Приподнялся невысокий худощавый мужчина с золотой звездой Героя на лацкане своего пиджака, и среди гробового молчания раздался его голос:

— Всего вам самого хорошего! Пусть вам везет!

Я должен был как можно быстрее добраться до двери, чтобы не выдать своих чувств, чтобы унять ком, подкативший к горлу.

И такое бывает.

Около трех лет я в Израиле. За это время действительно я еще не занимался антисоветской пропагандой. Даже эти крупицы воспоминаний, просеиваемые сквозь густое сито антисубъективизма, даже эти записки, читаемые пока несколькими сотрудниками Иерусалимского университета, даже эти главы, дальнейшая судьба которых мне не известна, даже они не антисоветская пропаганда, а еще одно маленькое учебное пособие для моего еврейского народа, ничему не желающему учиться.

Неожиданным препятствием на пути собирания многочисленных документов для ОВИР'а оказалась справка с места работы жены. Неделю мы потеряли из-за этого никому не нужного клочка бумаги. Наконец, когда жена вернулась домой со слезами на глазах, я пошел в ее институт.

Еще одна благодарная тема для советологов — отдел кадров, сектор кадров, кадровики.
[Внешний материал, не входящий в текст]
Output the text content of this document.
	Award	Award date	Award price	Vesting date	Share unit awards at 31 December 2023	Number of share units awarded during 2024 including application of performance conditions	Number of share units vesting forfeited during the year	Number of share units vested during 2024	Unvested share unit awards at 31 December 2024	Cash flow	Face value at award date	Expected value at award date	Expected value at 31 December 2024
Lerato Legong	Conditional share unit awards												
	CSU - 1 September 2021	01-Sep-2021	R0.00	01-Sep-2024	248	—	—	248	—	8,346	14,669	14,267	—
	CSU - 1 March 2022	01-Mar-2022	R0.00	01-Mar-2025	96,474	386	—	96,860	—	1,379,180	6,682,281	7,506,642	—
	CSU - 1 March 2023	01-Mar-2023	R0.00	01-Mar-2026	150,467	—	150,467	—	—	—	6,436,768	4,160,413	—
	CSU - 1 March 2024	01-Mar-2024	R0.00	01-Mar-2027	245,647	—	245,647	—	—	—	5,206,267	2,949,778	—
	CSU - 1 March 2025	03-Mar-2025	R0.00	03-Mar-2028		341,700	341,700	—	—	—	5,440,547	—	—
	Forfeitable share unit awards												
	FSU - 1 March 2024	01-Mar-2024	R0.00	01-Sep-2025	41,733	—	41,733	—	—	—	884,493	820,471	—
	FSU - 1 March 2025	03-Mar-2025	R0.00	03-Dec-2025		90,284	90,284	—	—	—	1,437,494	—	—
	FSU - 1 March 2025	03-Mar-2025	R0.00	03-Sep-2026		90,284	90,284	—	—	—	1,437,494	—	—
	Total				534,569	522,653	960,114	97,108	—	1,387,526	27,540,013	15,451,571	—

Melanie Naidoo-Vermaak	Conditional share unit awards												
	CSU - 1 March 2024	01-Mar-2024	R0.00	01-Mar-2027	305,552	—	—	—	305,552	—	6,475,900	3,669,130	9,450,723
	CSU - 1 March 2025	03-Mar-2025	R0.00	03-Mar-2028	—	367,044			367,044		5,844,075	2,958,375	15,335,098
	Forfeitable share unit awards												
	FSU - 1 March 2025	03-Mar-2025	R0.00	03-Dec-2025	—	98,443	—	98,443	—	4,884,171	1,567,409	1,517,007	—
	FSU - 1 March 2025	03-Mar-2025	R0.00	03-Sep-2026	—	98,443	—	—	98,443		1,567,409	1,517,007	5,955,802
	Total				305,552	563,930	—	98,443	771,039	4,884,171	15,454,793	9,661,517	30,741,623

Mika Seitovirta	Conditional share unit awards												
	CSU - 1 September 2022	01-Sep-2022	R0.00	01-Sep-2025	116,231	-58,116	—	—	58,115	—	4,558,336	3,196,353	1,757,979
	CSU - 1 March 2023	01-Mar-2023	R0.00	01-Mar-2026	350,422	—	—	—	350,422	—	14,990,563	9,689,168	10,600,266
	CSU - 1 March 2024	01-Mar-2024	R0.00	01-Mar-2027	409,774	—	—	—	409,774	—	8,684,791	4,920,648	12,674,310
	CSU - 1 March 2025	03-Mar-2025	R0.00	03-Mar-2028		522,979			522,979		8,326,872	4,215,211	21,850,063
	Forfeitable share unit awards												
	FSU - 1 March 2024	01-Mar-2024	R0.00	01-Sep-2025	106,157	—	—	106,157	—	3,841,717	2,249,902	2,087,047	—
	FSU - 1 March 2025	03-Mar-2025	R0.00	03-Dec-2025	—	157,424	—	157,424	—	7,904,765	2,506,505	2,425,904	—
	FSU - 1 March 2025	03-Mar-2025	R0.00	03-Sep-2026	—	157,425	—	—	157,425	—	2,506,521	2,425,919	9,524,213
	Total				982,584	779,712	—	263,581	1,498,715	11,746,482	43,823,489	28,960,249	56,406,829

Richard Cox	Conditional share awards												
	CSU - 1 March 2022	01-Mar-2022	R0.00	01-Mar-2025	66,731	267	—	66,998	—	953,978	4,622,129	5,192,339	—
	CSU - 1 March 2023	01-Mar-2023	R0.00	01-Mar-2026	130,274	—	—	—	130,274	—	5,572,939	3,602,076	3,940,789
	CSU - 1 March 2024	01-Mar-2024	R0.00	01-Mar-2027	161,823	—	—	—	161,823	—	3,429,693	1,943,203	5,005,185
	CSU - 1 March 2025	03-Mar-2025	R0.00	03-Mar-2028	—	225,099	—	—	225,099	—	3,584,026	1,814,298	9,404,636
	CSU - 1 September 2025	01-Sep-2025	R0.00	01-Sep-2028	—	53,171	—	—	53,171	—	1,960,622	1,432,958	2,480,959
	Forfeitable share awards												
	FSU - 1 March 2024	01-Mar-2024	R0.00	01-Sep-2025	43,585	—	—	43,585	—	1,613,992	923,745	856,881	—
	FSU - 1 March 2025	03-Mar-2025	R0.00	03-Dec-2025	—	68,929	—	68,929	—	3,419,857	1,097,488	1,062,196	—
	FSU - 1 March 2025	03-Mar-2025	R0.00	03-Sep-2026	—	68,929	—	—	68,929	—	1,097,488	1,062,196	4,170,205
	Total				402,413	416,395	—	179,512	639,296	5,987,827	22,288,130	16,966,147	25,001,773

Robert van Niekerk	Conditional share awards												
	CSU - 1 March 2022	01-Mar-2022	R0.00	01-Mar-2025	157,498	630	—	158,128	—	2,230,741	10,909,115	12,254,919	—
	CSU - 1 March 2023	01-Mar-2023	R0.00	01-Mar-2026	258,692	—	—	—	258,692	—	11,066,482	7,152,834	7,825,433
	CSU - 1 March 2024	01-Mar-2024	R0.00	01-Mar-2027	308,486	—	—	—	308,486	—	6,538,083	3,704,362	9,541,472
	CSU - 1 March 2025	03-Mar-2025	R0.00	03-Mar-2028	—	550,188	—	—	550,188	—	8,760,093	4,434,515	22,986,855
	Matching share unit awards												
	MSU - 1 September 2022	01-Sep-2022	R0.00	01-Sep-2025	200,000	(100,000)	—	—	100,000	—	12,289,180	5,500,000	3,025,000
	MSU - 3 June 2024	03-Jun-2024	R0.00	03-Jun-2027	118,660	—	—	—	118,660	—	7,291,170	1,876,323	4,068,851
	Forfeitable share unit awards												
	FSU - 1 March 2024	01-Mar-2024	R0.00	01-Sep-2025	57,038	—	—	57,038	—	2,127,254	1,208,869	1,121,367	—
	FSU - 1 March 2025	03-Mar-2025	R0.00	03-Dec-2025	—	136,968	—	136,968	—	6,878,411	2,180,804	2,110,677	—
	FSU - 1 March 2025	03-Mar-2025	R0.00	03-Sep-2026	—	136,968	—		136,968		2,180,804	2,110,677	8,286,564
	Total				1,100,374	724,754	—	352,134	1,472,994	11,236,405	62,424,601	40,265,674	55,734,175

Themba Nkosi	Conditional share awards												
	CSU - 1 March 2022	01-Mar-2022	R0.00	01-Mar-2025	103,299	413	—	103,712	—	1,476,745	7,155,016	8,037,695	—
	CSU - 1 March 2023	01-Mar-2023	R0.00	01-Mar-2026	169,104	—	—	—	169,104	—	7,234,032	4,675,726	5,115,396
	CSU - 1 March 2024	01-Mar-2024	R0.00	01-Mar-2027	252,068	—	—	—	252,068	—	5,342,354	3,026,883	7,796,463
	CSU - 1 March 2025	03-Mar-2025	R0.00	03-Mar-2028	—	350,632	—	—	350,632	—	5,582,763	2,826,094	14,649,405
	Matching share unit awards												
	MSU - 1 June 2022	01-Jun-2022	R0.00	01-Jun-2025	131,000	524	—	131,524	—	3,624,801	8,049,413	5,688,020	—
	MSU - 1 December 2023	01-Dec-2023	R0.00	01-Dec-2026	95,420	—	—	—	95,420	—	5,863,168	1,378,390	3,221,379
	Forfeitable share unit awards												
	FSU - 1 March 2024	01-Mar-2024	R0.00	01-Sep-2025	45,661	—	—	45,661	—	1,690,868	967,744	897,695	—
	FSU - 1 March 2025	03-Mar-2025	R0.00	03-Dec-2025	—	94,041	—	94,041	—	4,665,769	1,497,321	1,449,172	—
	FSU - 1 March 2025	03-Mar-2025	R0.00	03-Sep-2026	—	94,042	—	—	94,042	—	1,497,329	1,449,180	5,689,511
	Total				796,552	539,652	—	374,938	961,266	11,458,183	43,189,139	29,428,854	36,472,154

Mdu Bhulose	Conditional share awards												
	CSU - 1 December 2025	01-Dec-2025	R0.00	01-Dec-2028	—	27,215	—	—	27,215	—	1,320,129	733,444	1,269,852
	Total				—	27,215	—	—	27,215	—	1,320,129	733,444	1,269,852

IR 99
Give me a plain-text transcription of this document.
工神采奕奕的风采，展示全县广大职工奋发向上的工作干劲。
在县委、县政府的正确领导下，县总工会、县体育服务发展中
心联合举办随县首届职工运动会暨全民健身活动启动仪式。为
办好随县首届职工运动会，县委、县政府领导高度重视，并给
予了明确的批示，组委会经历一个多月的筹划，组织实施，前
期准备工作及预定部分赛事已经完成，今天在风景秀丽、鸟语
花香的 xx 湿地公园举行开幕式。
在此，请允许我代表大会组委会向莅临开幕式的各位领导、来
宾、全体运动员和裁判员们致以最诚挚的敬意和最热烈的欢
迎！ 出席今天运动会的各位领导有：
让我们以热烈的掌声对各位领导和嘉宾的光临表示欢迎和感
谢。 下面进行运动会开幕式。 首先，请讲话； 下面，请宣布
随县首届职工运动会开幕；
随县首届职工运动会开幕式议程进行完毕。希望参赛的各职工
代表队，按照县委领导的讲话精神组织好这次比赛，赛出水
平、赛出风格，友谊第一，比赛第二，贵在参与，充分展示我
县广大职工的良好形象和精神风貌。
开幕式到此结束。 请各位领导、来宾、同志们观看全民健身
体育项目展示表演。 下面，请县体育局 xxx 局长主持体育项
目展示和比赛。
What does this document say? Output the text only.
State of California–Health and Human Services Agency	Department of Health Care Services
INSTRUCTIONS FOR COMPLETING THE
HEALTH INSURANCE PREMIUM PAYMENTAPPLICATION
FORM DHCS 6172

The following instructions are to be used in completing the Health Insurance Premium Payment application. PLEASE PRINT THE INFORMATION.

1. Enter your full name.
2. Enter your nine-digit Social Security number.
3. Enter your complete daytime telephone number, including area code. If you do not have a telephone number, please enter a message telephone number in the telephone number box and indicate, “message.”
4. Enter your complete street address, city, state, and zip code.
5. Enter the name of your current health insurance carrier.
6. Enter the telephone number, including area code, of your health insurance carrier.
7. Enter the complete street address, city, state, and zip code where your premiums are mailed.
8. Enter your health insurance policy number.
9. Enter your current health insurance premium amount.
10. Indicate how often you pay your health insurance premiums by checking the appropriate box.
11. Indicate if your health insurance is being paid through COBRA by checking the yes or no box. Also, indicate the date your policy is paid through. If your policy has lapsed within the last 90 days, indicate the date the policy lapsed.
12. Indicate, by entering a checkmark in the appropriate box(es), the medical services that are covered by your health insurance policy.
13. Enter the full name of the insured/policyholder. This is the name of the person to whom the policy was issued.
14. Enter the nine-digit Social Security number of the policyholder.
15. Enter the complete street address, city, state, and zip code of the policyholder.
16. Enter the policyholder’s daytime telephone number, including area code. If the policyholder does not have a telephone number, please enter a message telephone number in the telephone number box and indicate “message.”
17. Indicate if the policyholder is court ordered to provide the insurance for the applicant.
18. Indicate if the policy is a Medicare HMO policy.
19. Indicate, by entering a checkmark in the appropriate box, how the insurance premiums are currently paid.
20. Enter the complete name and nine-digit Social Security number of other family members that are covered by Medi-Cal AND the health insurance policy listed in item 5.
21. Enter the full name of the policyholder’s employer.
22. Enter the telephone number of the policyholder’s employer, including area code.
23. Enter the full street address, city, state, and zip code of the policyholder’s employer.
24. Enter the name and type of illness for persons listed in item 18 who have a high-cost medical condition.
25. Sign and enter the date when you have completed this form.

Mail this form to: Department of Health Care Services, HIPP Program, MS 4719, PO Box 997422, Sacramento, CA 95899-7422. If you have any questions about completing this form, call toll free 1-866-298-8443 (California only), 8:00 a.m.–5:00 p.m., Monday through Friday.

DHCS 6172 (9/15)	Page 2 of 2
В Советском Союзе и младенцу известно, кому служат эти кадры.

Предположение о том, что только исключительная деликатность жены мешает ей получить нужную справку, оказалось ошибочным. С утра до конца работы в течение нескольких дней караулил я в приемной директора института. Но, взаимодействуя с работником отдела кадров, замечательно подлой бабой, он умудрялся ускользать от меня. Наконец, не выдержав, я устроил грандиозный скандал, такой, что даже у кадровички на ее гнусной физиономии выступили красные пятна. Справка была получена.

Должен сказать, что в неравной борьбе с советским бюрократическим аппаратом, умноженным на антисемитизм и возведенным в степень безнаказанности, мы с сыном не придерживались шаблона, а импровизировали в зависимости от обстоятельств. Только одна импровизация оказалась заготовкой, сработав три раза.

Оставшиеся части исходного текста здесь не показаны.